"How dare you prevent that lady passing?" said Phipps.
Mr. Hoopdriver looked obstinate, and, to Dangle's sense,
dangerous, but he made no answer. A waiter in full bloom appeared
at the end of the passage, guardant. "It is men of your stamp,
sir," said Phipps, "who discredit manhood."
Mr. Hoopdriver thrust his hands into his pockets. "Who the juice
are you?" shouted Mr. Hoopdriver, fiercely.

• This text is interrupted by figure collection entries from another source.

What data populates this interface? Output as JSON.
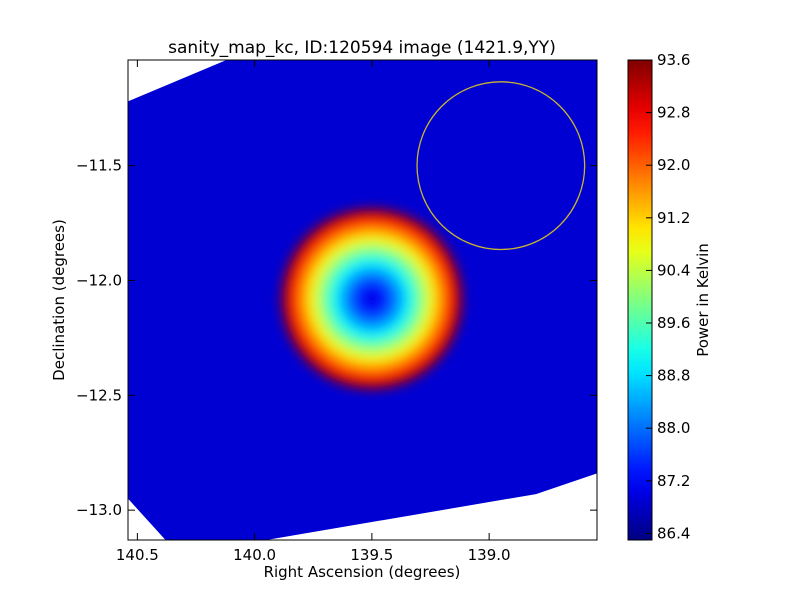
{
  "chart_data": {
    "type": "heatmap",
    "title": "sanity_map_kc, ID:120594 image (1421.9,YY)",
    "xlabel": "Right Ascension (degrees)",
    "ylabel": "Declination (degrees)",
    "xlim": [
      140.54,
      138.54
    ],
    "ylim": [
      -13.13,
      -11.04
    ],
    "x_ticks": [
      140.5,
      140.0,
      139.5,
      139.0
    ],
    "x_tick_labels": [
      "140.5",
      "140.0",
      "139.5",
      "139.0"
    ],
    "y_ticks": [
      -11.5,
      -12.0,
      -12.5,
      -13.0
    ],
    "y_tick_labels": [
      "−11.5",
      "−12.0",
      "−12.5",
      "−13.0"
    ],
    "colorbar": {
      "label": "Power in Kelvin",
      "range": [
        86.3,
        93.6
      ],
      "ticks": [
        86.4,
        87.2,
        88.0,
        88.8,
        89.6,
        90.4,
        91.2,
        92.0,
        92.8,
        93.6
      ],
      "tick_labels": [
        "86.4",
        "87.2",
        "88.0",
        "88.8",
        "89.6",
        "90.4",
        "91.2",
        "92.0",
        "92.8",
        "93.6"
      ],
      "colormap": "jet"
    },
    "peak": {
      "ra": 139.5,
      "dec": -12.08,
      "value": 93.5
    },
    "background_level": 86.9,
    "hot_spot_radius_deg": 0.38,
    "circle": {
      "ra": 138.95,
      "dec": -11.5,
      "radius_deg": 0.365,
      "color": "#c8b432"
    },
    "grid": false,
    "legend": "none"
  }
}
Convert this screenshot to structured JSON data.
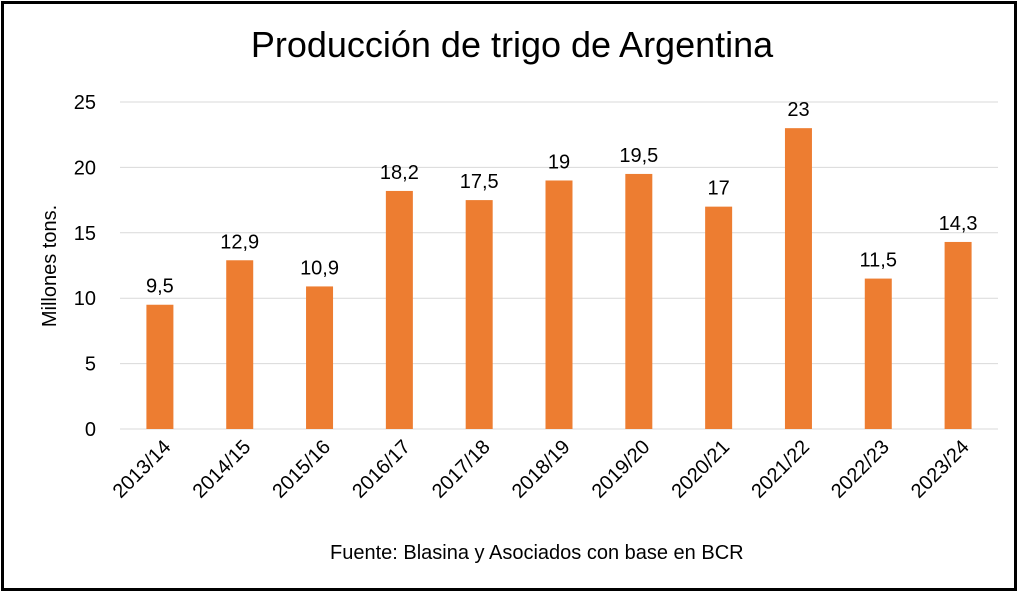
{
  "chart_data": {
    "type": "bar",
    "title": "Producción de trigo de Argentina",
    "ylabel": "Millones tons.",
    "xlabel": "",
    "source_note": "Fuente: Blasina y Asociados con base en BCR",
    "categories": [
      "2013/14",
      "2014/15",
      "2015/16",
      "2016/17",
      "2017/18",
      "2018/19",
      "2019/20",
      "2020/21",
      "2021/22",
      "2022/23",
      "2023/24"
    ],
    "values": [
      9.5,
      12.9,
      10.9,
      18.2,
      17.5,
      19,
      19.5,
      17,
      23,
      11.5,
      14.3
    ],
    "data_labels": [
      "9,5",
      "12,9",
      "10,9",
      "18,2",
      "17,5",
      "19",
      "19,5",
      "17",
      "23",
      "11,5",
      "14,3"
    ],
    "yticks": [
      0,
      5,
      10,
      15,
      20,
      25
    ],
    "ylim": [
      0,
      25
    ],
    "grid": true,
    "legend": "none",
    "bar_color": "#ed7d31",
    "grid_color": "#d9d9d9"
  }
}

"Who are YOU, sir?" retorted Phipps. "Who are you? That's the
question. What are YOU, and what are you doing, wandering at
large with a young lady under age?"
"Don't speak to him," said Dangle.
"I'm not a-going to tell all my secrets to any one who comes at
me," said Hoopdriver. "Not Likely." And added fiercely, "And that
I tell you, sir."
He and Phipps stood, legs apart and both looking exceedingly
fierce at one another, and Heaven alone knows what might not have
happened, if the long clergyman had not appeared in the doorway,
heated but deliberate. "Petticoated anachronism," said the long
clergyman in the doorway, apparently still suffering from the
antiquated prejudice that demanded a third wheel and a black coat
from a clerical rider. He looked at Phipps and Hoopdriver for a
moment, then extending his hand towards the latter, he waved it
up and down three times, saying, "Tchak, tchak, tchak," very
deliberately as he did so. Then with a concluding "Ugh!" and a
gesture of repugnance he passed on into the dining-room from
which the voice of Miss Mergle was distinctly audible remarking
that the weather was extremely hot even for the time of year.